Application Penetration with Business Logic Tests
Expose privacy and security issues before launching software, or with sites and applications already launched. This includes business, consumer and internal apps. All are at risk if the issues are not found and addressed early.
DevOps-ready and aligned with Shift Left initiatives
Execute app-pen tests at each and every build, as is required for DevOps and Agile. This shift-left capability brings security testing closer to the dev team and places it early in each QA cycle, automatically as part of your CI workflow.
Surfaces more security risks than standard white-hat tests
Use the same scripts you use today
Use cases or scripts written for functional or performance tests can for the first time be used to drive business logic through an application with Appvance IQ. No consultants are required. No security expertise is required. Just use the same scripts you use today (Appvance IQ supports 24 script types) or simply record use cases…no coding needed.
Appvance IQ uses recorded or scripted use cases to login and navigate applications to the deepest levels. For example, a functional test script with 50 steps can be tagged to run app-pen at step 1 (the top level domain as normal), step 3 (after login), step 17 (after purchase), and step 25 (in the bowels of finance). At each tagged step, Appvance IQ runs a full spider, identifies all pages it can find, and then passes off credentials
and session info to run a complete OWASP suite of tests against each page. Automatically after completion, the use case restarts and continues on longer (this time, to step 3 in the example above) and runs a full spider, identifies all pages it can find, and then passes off credentials and session info to run a complete OWASP suite of tests against each page. This continues until all tagged steps have been completed. This all happens behind the scenes until all reports are complete.

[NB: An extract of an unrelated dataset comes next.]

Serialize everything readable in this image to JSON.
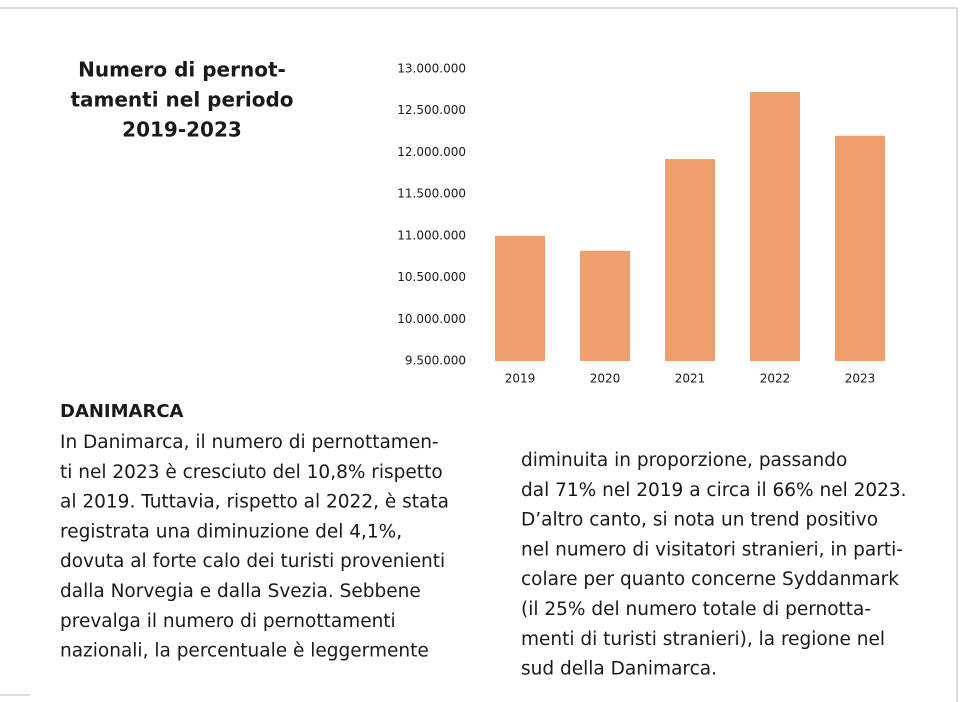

Leveraging Appvance IQ’s use case-driven App-Pen framework, along with its load-gen technology, Appvance IQ can generate sophisticated DDoS attacks. During the attack, the system attempts to break-in just like known hackers do. Applications have access to key data and, under stress, they can give up any built-in protection to cached or DB-stored data. Appvance IQ is the first test automation platform with DDoS App Penetration testing, providing a critical capability to close the gaps in your security shield.